Toby Garrett’s baby brother nods.
“What?” you say. It’s not really a question.
He stalls with another slurp of coffee, grimaces like it hurts, what he just almost told you. What he shouldn’t have told you. You say it again, “What?”
He pulls up one side of his face. “You’d have found out anyway. What you
and him are talking about on Felson’s tape—”
You feel all the blood leave your face, are pretty sure you taste it going down.
“The film?” you whisper.
Toby Garrett’s baby brother nods, shrugs again, and says like it’s obvious. “He had it on him when he surrendered. It’s in his property basket.”
“Still?”
“Felson doesn’t—it’s on the report, but she doesn’t know. It doesn’t matter, though. Legally, we can’t touch it.”
You breathe out through your eyes, it feels like. “But, legally,” you say, “you could, say, step out for a sandwich down at the water station.” He shakes his head no, like this is a joke. “On me,” you add.
“Just get him released, you’re so sure it’s not him. Then everything’s above-board.”
“I don’t have that kind of proof yet.”
“Like last time.”
Even the people who are supposed to be helping are working against you.
“That was you out at the dump?” Toby Garrett’s baby brother says.
You angle your head, catch his eye.
“The landfill?”
He laughs without smiling much. “Just hope you weren’t fooling around with the crime scene.” “That’d be obstruction.”

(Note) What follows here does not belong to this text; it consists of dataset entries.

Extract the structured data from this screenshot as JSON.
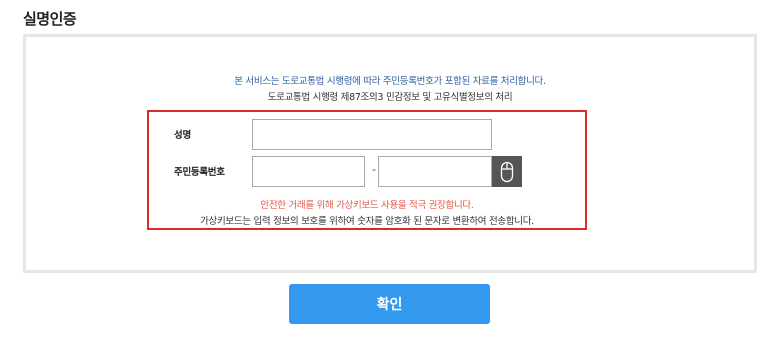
{
  "page": {
    "title": "실명인증"
  },
  "notice": {
    "line1": "본 서비스는 도로교통법 시행령에 따라 주민등록번호가 포함된 자료를 처리합니다.",
    "line2": "도로교통법 시행령 제87조의3 민감정보 및 고유식별정보의 처리"
  },
  "form": {
    "name_label": "성명",
    "name_value": "",
    "rrn_label": "주민등록번호",
    "rrn_first_value": "",
    "rrn_separator": "-",
    "rrn_second_value": "",
    "virtual_keyboard_icon": "mouse-icon",
    "warning_red": "안전한 거래를 위해 가상키보드 사용을 적극 권장합니다.",
    "warning_info": "가상키보드는 입력 정보의 보호를 위하여 숫자를 암호화 된 문자로 변환하여 전송합니다."
  },
  "actions": {
    "confirm_label": "확인"
  },
  "colors": {
    "notice_blue": "#2f5f9f",
    "form_border_red": "#d92b2b",
    "warning_red": "#e05a4a",
    "confirm_button": "#3399ee",
    "virtual_keyboard_button": "#555555"
  }
}
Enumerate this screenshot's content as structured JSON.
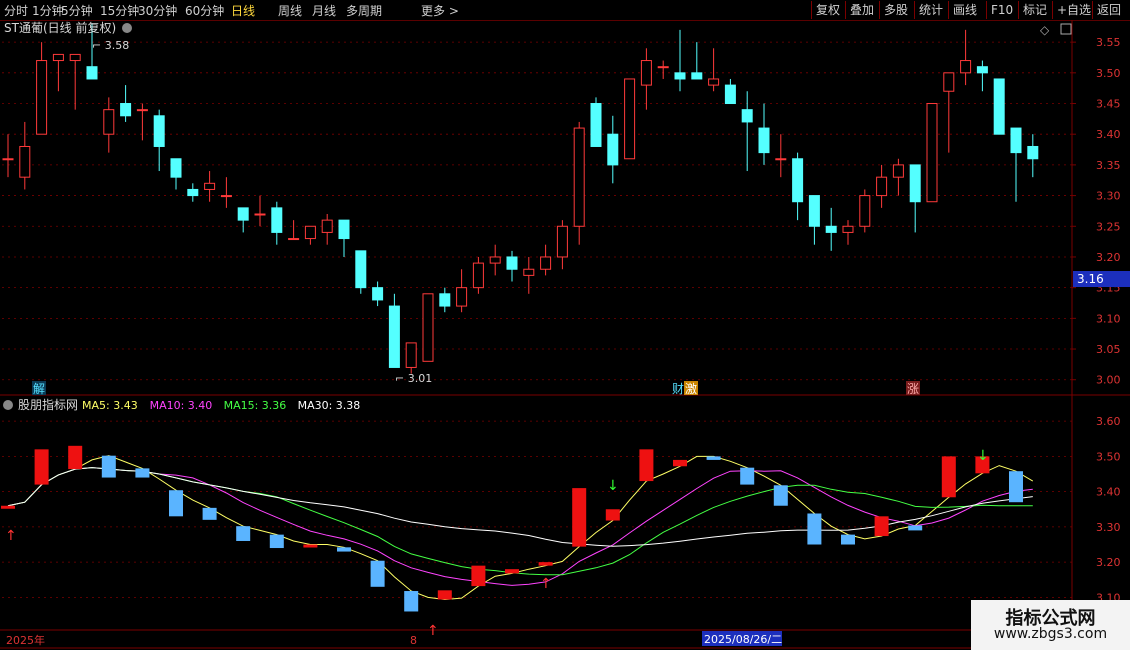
{
  "toolbar": {
    "periods": [
      "分时",
      "1分钟",
      "5分钟",
      "15分钟",
      "30分钟",
      "60分钟",
      "日线",
      "周线",
      "月线",
      "多周期",
      "更多 >"
    ],
    "active_period": "日线",
    "right_buttons": [
      "复权",
      "叠加",
      "多股",
      "统计",
      "画线",
      "F10",
      "标记",
      "+自选",
      "返回"
    ]
  },
  "main_chart": {
    "title": "ST通葡(日线 前复权)",
    "high_label": "3.58",
    "low_label": "3.01",
    "current_price": "3.16",
    "y_ticks": [
      "3.55",
      "3.50",
      "3.45",
      "3.40",
      "3.35",
      "3.30",
      "3.25",
      "3.20",
      "3.15",
      "3.10",
      "3.05",
      "3.00"
    ],
    "markers": [
      "解",
      "财",
      "激",
      "涨"
    ],
    "candles": [
      [
        3.36,
        3.4,
        3.33,
        3.36
      ],
      [
        3.33,
        3.42,
        3.31,
        3.38
      ],
      [
        3.4,
        3.55,
        3.4,
        3.52
      ],
      [
        3.52,
        3.49,
        3.47,
        3.53
      ],
      [
        3.52,
        3.53,
        3.44,
        3.53
      ],
      [
        3.51,
        3.58,
        3.49,
        3.49
      ],
      [
        3.4,
        3.46,
        3.37,
        3.44
      ],
      [
        3.45,
        3.48,
        3.42,
        3.43
      ],
      [
        3.44,
        3.45,
        3.39,
        3.44
      ],
      [
        3.43,
        3.44,
        3.34,
        3.38
      ],
      [
        3.36,
        3.35,
        3.31,
        3.33
      ],
      [
        3.31,
        3.32,
        3.29,
        3.3
      ],
      [
        3.31,
        3.34,
        3.29,
        3.32
      ],
      [
        3.3,
        3.33,
        3.28,
        3.3
      ],
      [
        3.28,
        3.28,
        3.24,
        3.26
      ],
      [
        3.27,
        3.3,
        3.25,
        3.27
      ],
      [
        3.28,
        3.29,
        3.22,
        3.24
      ],
      [
        3.23,
        3.26,
        3.23,
        3.23
      ],
      [
        3.23,
        3.24,
        3.22,
        3.25
      ],
      [
        3.24,
        3.27,
        3.22,
        3.26
      ],
      [
        3.26,
        3.24,
        3.2,
        3.23
      ],
      [
        3.21,
        3.18,
        3.14,
        3.15
      ],
      [
        3.15,
        3.16,
        3.12,
        3.13
      ],
      [
        3.12,
        3.14,
        3.02,
        3.02
      ],
      [
        3.02,
        3.06,
        3.01,
        3.06
      ],
      [
        3.03,
        3.14,
        3.03,
        3.14
      ],
      [
        3.14,
        3.15,
        3.11,
        3.12
      ],
      [
        3.12,
        3.18,
        3.11,
        3.15
      ],
      [
        3.15,
        3.2,
        3.14,
        3.19
      ],
      [
        3.19,
        3.22,
        3.17,
        3.2
      ],
      [
        3.2,
        3.21,
        3.16,
        3.18
      ],
      [
        3.17,
        3.2,
        3.14,
        3.18
      ],
      [
        3.18,
        3.22,
        3.17,
        3.2
      ],
      [
        3.2,
        3.26,
        3.18,
        3.25
      ],
      [
        3.25,
        3.42,
        3.22,
        3.41
      ],
      [
        3.45,
        3.46,
        3.38,
        3.38
      ],
      [
        3.4,
        3.43,
        3.32,
        3.35
      ],
      [
        3.36,
        3.49,
        3.36,
        3.49
      ],
      [
        3.48,
        3.54,
        3.44,
        3.52
      ],
      [
        3.51,
        3.52,
        3.49,
        3.51
      ],
      [
        3.5,
        3.57,
        3.47,
        3.49
      ],
      [
        3.5,
        3.55,
        3.49,
        3.49
      ],
      [
        3.48,
        3.54,
        3.47,
        3.49
      ],
      [
        3.48,
        3.49,
        3.45,
        3.45
      ],
      [
        3.44,
        3.47,
        3.34,
        3.42
      ],
      [
        3.41,
        3.45,
        3.35,
        3.37
      ],
      [
        3.36,
        3.4,
        3.33,
        3.36
      ],
      [
        3.36,
        3.37,
        3.26,
        3.29
      ],
      [
        3.3,
        3.3,
        3.22,
        3.25
      ],
      [
        3.25,
        3.28,
        3.21,
        3.24
      ],
      [
        3.24,
        3.26,
        3.22,
        3.25
      ],
      [
        3.25,
        3.31,
        3.24,
        3.3
      ],
      [
        3.3,
        3.35,
        3.28,
        3.33
      ],
      [
        3.33,
        3.36,
        3.3,
        3.35
      ],
      [
        3.35,
        3.29,
        3.24,
        3.29
      ],
      [
        3.29,
        3.45,
        3.29,
        3.45
      ],
      [
        3.47,
        3.5,
        3.37,
        3.5
      ],
      [
        3.5,
        3.57,
        3.48,
        3.52
      ],
      [
        3.51,
        3.52,
        3.47,
        3.5
      ],
      [
        3.49,
        3.49,
        3.4,
        3.4
      ],
      [
        3.41,
        3.4,
        3.29,
        3.37
      ],
      [
        3.38,
        3.4,
        3.33,
        3.36
      ]
    ]
  },
  "indicator": {
    "name": "股朋指标网",
    "legend": [
      {
        "label": "MA5: 3.43",
        "color": "#ffff66"
      },
      {
        "label": "MA10: 3.40",
        "color": "#ff44ff"
      },
      {
        "label": "MA15: 3.36",
        "color": "#44ff44"
      },
      {
        "label": "MA30: 3.38",
        "color": "#ffffff"
      }
    ],
    "y_ticks": [
      "3.60",
      "3.50",
      "3.40",
      "3.30",
      "3.20",
      "3.10"
    ]
  },
  "time_axis": {
    "year": "2025年",
    "month": "8",
    "cursor_date": "2025/08/26/二"
  },
  "colors": {
    "up": "#ff3a3a",
    "down": "#54ffff",
    "grid": "#7a0000",
    "bar_blue": "#5ab4ff"
  },
  "watermark": {
    "title": "指标公式网",
    "url": "www.zbgs3.com"
  }
}
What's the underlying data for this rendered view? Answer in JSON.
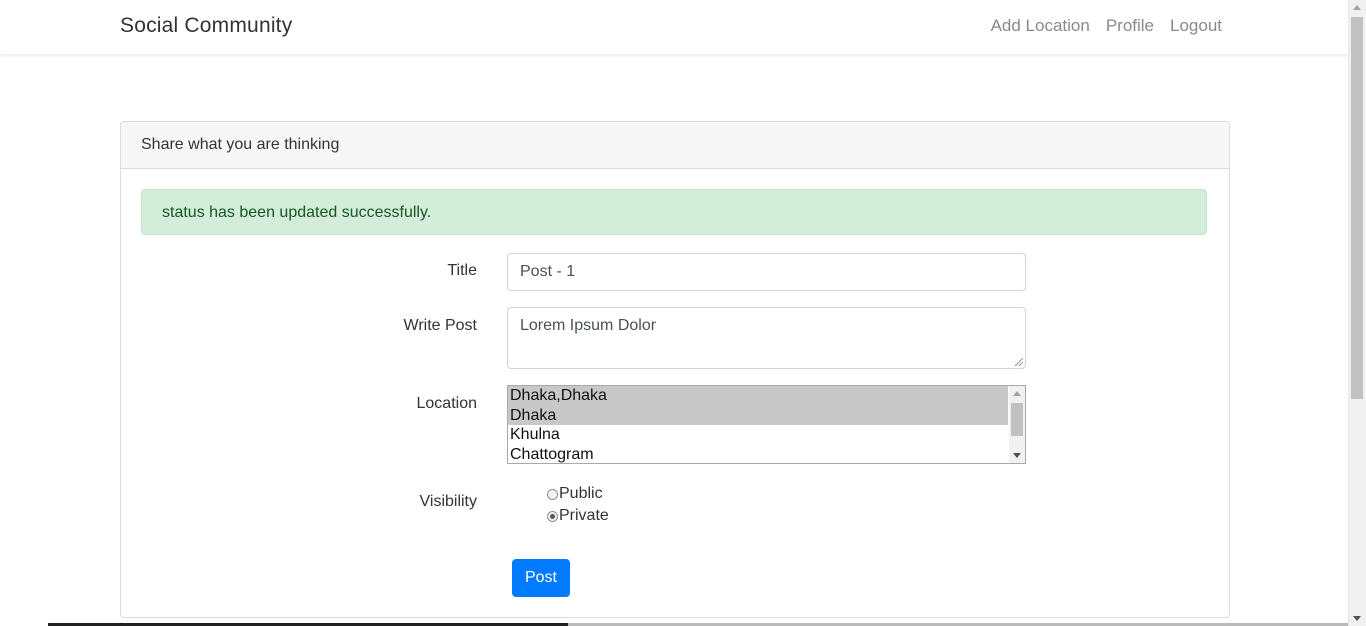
{
  "navbar": {
    "brand": "Social Community",
    "links": [
      "Add Location",
      "Profile",
      "Logout"
    ]
  },
  "card": {
    "header": "Share what you are thinking",
    "alert": "status has been updated successfully."
  },
  "form": {
    "title_label": "Title",
    "title_value": "Post - 1",
    "post_label": "Write Post",
    "post_value": "Lorem Ipsum Dolor",
    "location_label": "Location",
    "location_options": [
      {
        "label": "Dhaka,Dhaka",
        "selected": true
      },
      {
        "label": "Dhaka",
        "selected": true
      },
      {
        "label": "Khulna",
        "selected": false
      },
      {
        "label": "Chattogram",
        "selected": false
      }
    ],
    "visibility_label": "Visibility",
    "visibility_options": [
      {
        "label": "Public",
        "checked": false
      },
      {
        "label": "Private",
        "checked": true
      }
    ],
    "submit_label": "Post"
  },
  "colors": {
    "primary": "#007bff",
    "alert_bg": "#d4edda",
    "alert_text": "#155724",
    "selected_option": "#c8c8c8"
  }
}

“Tampering, at least.” Toby Garrett’s baby brother shrugs. “In addition to offering to bribe a peace officer. A two-dollar seventy-five cent bribe, last time I looked at Sherilita’s menu.”
“You were there, though,” you say, leaning forward, your hands cupped over your coffee like you don’t want it to hear the confession he’s about to make.
“The dump?”
“The house.”
“So?”
“You should have seen it too, then.” To explain, you ramp your hand up from the edge of the table, bank it over the napkin dispenser.
“Darryl Koenig?”
“That cropduster?”
Yes.
“Think about it,” you say. “One truck out there, the Ford. That I left. But, after you eliminate me, who does that leave? You can’t walk out of there—”
“But you can fly,” he finishes.
You shoot him with your finger gun, blow the smoke off. Toby Garrett’s baby brother shrugs, doesn’t seem to not believe you, anyway. It’s a start.